Certo si tratterebbe di sapere in che misura l’elettorato “di protesta” quelli del “vaffa” seguiranno questo percorso nelle urne. Ma inventabile che un movimento nato come antisistema arrivando al governo perda parte di quei consensi. Il punto è quanti ne riuscirà a raccogliere nel sistema inevitabile di alleanze di coalizione. È probabile che tra poco abbandoni un altro pilastro della sua entrata in politica: il limite dei due mandati. Quest’ultimo aspetto può segnare un punto problematico: d’accordo con l’entrata del Movimento in una fase nuova, ma togliere il limite dei mandati (su cui peraltro i partiti tradizionali facevano larghe eccezioni) abbinato ad una legge elettorale che difficilmente cambierà e che lascia alle segreterie mano libera sulla scelta delle liste e quindi degli eletti, rischia di produrre una chiusura della classe dirigente anche per i 5 Stelle.

 

A PROPOSITO DI QUIRINALE

La debolezza dei partiti si riconosce anche nelle contorsioni del dibattito che prelude alla nomina del capo dello Stato. C’è incertezza sul profilo del futuro presidente, la personalizzazione dei partiti non consente di uscire da uno schema sostanzialmente bloccato, salvo invocare un’alternanza in virtù di un bipolarismo che non c’è e di una maggioranza della destra fatta di sondaggi e non di risultati. Avvisaglie pericolose che parlano di una destabilizzazione ulteriore e di un’occasione mancata perché i partiti tornino a fare politica. E questo in un momento in cui la stabilità avrebbe un valore aggiunto nel portare a termine la strategia post Covid.

Abbiamo firmato insieme ad altre associazione una sorta di identikit di come dovrebbe essere il futuro Presidente della Repubblica.  (clicca qui per leggere il documento)

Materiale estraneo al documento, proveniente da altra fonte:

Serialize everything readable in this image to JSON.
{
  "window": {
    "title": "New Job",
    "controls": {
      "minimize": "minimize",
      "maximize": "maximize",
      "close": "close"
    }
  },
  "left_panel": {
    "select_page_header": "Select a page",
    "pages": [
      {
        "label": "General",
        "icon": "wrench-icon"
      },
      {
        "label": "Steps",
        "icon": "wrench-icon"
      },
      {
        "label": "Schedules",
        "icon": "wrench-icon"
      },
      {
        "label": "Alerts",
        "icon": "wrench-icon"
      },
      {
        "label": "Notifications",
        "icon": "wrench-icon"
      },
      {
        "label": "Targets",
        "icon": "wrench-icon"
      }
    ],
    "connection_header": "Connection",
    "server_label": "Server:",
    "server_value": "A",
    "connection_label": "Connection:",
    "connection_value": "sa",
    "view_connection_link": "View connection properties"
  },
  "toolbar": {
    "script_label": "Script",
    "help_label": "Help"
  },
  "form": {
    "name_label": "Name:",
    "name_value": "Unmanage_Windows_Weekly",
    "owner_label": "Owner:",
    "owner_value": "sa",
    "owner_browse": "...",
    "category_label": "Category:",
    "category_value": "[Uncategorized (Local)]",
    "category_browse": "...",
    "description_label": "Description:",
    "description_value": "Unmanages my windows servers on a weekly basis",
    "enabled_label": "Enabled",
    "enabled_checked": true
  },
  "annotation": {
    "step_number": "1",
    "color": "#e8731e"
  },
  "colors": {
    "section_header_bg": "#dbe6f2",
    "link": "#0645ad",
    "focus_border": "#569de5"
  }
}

Tuttavia il passaggio dell’elezione del Presidente della Repubblica porta con sé anche altri temi che ci chiedono di guardare avanti verso la fine della legislatura. La sconsiderata riforma del taglio orizzontale dei parlamentari cui, nonostante gli impegni, non ha fatto seguito alcun contrappeso delle modifiche regolamentari o simili (adesso si ventila una riforma costituzionale per abolire il semestre bianco che elimina l’impossibilità di sciogliere le camere negli ultimi sei mesi di mandato presidenziale) purtroppo al calo numerico non è detto che corrisponda un aumento di qualità del personale politico.

Anche se può apparire scontato, dobbiamo ribadire come oggi in crisi sia la stessa democrazia. È in crisi nella percezione comune, nell’arretramento delle conoscenze, nella distanza siderale dall’esperienza di coloro che sono usciti dalla guerra e hanno combattuto per la democrazia. C’è carenza di senso civico e quindi dello stato. Senza la coscienza dei cittadini, le istituzioni da sole non possono svolgere il loro compito. Il calo costante di partecipazione elettorale è un indicatore troppo sottovalutato. A preoccuparsi dovrebbero essere i cittadini perché chi fa politica di professione, tutto sommato può essere agevolato dal contrarsi del corpo elettorale eppure il percorso democratico è la migliore garanzia per i diritti e la libertà.

Riflessioni in ordine sparso, come ho detto, che possono alimentare il nostro confronto, arricchendosi dell’opinione di tanti amici. All’inizio del nuovo anno comunicheremo alcune iniziative su cui avremo modo di tornare.